This book has been sitting on my shelves for the past four years. If not for a buddy-read with Rachel from Life of a Female Bibliophile, it probably would still be sitting there unread.
We decided to call our buddy-read “Diviners in December” because we scheduled to read it in December. I thought it would make a great seasonal read; for some reason, I thought the story was set in winter and was probably atmospheric with lots of snow and cold. I was surprised not to find that and was even more surprised at how spooky it was at times.
I guess I was aware of this before, back when I learned of the book through Becky’s blog, but some details had faded from memory since then. All I remembered is that the story should be a good read. It was.
YA Historical fiction; paranormal
The Diviners, book 1
Evie O’Neill has been exiled from her boring old hometown and shipped off to the bustling streets of New York City—and she is pos-i-tute-ly ecstatic. It’s 1926, and New York is filled with speakeasies, Ziegfeld girls, and rakish pickpockets. The only catch is that she has to live with her uncle Will and his unhealthy obsession with the occult.
Evie worries he’ll discover her darkest secret: a supernatural power that has only brought her trouble so far. But when the police find a murdered girl branded with a cryptic symbol and Will is called to the scene, Evie realizes her gift could help catch a serial killer.
As Evie jumps headlong into a dance with a murderer, other stories unfold in the city that never sleeps. A young man named Memphis is caught between two worlds. A chorus girl named Theta is running from her past. A student named Jericho hides a shocking secret. And unknown to all, something dark and evil has awakened. (Goodreads)
The story isn’t scary, but the spookiness hits right from the beginning. The story opens with a young woman’s birthday party in New York City. It’s the 1920s, flappers are the fashion — pearls, sequins, bob cuts, — and the champagne is flowing. The party gets a little boring, the hostess decides to liven it by bringing out a Ouija board and the group unwittingly let loose a horror upon the city.
That perked my interest, but what kept me reading were the characters and the mystery that later develops. Shortly after the opening mentioned above, we are introduced to the protagonist, Evie O’Neill, who seems the epitome of the zeitgeist of the period. Evie was fun to read about but upon first meeting her, I found her a bit annoying. She grew on me and eventually she became my favorite character in the book. She livened the story.

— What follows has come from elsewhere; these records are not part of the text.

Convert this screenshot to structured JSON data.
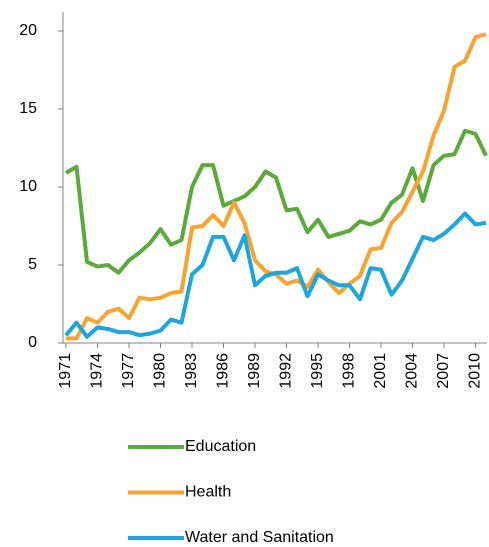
{
  "chart_data": {
    "type": "line",
    "x": [
      1971,
      1972,
      1973,
      1974,
      1975,
      1976,
      1977,
      1978,
      1979,
      1980,
      1981,
      1982,
      1983,
      1984,
      1985,
      1986,
      1987,
      1988,
      1989,
      1990,
      1991,
      1992,
      1993,
      1994,
      1995,
      1996,
      1997,
      1998,
      1999,
      2000,
      2001,
      2002,
      2003,
      2004,
      2005,
      2006,
      2007,
      2008,
      2009,
      2010,
      2011
    ],
    "xlim": [
      1971,
      2011
    ],
    "xticks": [
      1971,
      1974,
      1977,
      1980,
      1983,
      1986,
      1989,
      1992,
      1995,
      1998,
      2001,
      2004,
      2007,
      2010
    ],
    "ylim": [
      0,
      20
    ],
    "yticks": [
      0,
      5,
      10,
      15,
      20
    ],
    "grid": false,
    "legend": "bottom",
    "series": [
      {
        "name": "Education",
        "color": "#5bab3a",
        "values": [
          10.9,
          11.3,
          5.2,
          4.9,
          5.0,
          4.5,
          5.3,
          5.8,
          6.4,
          7.3,
          6.3,
          6.6,
          10.0,
          11.4,
          11.4,
          8.8,
          9.1,
          9.4,
          10.0,
          11.0,
          10.6,
          8.5,
          8.6,
          7.1,
          7.9,
          6.8,
          7.0,
          7.2,
          7.8,
          7.6,
          7.9,
          9.0,
          9.5,
          11.2,
          9.1,
          11.4,
          12.0,
          12.1,
          13.6,
          13.4,
          12.0
        ]
      },
      {
        "name": "Health",
        "color": "#f9a331",
        "values": [
          0.3,
          0.3,
          1.6,
          1.3,
          2.0,
          2.2,
          1.6,
          2.9,
          2.8,
          2.9,
          3.2,
          3.3,
          7.4,
          7.5,
          8.2,
          7.5,
          9.0,
          7.7,
          5.3,
          4.6,
          4.4,
          3.8,
          4.0,
          3.6,
          4.7,
          3.9,
          3.2,
          3.8,
          4.3,
          6.0,
          6.1,
          7.7,
          8.4,
          9.7,
          11.0,
          13.3,
          14.9,
          17.7,
          18.1,
          19.6,
          19.8
        ]
      },
      {
        "name": "Water and Sanitation",
        "color": "#1ba6de",
        "values": [
          0.5,
          1.3,
          0.4,
          1.0,
          0.9,
          0.7,
          0.7,
          0.5,
          0.6,
          0.8,
          1.5,
          1.3,
          4.4,
          5.0,
          6.8,
          6.8,
          5.3,
          6.9,
          3.7,
          4.3,
          4.5,
          4.5,
          4.8,
          3.0,
          4.4,
          4.0,
          3.7,
          3.7,
          2.8,
          4.8,
          4.7,
          3.1,
          4.0,
          5.4,
          6.8,
          6.6,
          7.0,
          7.6,
          8.3,
          7.6,
          7.7
        ]
      }
    ]
  }
}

I enjoyed her interactions with her uncle, Will, who seems the opposite of her, and Sam, a pickpocket, who strikes me as her equal. Well, he can keep up with her and there is obviously some attraction between them. But considering how this book ends, I wonder how their relationship will develop and hope that a love triangle will not pop up further on.
I was also intrigued by another character (I wouldn’t call him a favorite) and that’s Blind Bill. He seems so warm and unthreatening at first that I was shocked at what he does later in the book and wonder how his character will develop throughout the series. Now he gives me bad vibes. I wonder what his ultimate goal is and if his greed for power will overcome him. I also wonder about the dreams. The story contains several characters who possess supernatural abilities and they all have queer dreams. I wonder why. What do they mean? What is coming?
You see! This book left me with many questions and make me eager to pick up the next one. I think this installment wraps up well, but it plants just enough seeds to pull you to the next book. I also wonder what will become of Evie in the next book since she ended this one with a bang. Again she annoyed me with her antics but at the same time, I admired her and applauded her for her gumption. And besides, the person who should warn her of possible dangers refrains from doing so.
I’ve so far focused on the characters because they interested me the most, but I think Bray did a great job convincing us of the historical period the story is set in. Evie and her friends, especially Theta, and Memphis were key in convincing me that I was reading about the 1920s because of the way they talked, the people and things they referenced, and how they dressed. Bray even included unsavory things of the time such as eugenics and racism and mention of the Ku Klux Klan. I also liked how she dealt with the supernatural, that her characters are diverse in race and sexuality, and the discussions on religion and the development of religion.
The story is very well written and engrossing and the characters are compelling. There’s obviously a lot more to come and to learn, and I look forward to finding them out in the next book.
It’s a good read that left me eager to read the next book.
Buy | Borrow | Bypass
I think it’s worth the purchase if this is the sort of story that would appeal to you. I’m glad I own a copy because it’s one I can see myself reading again.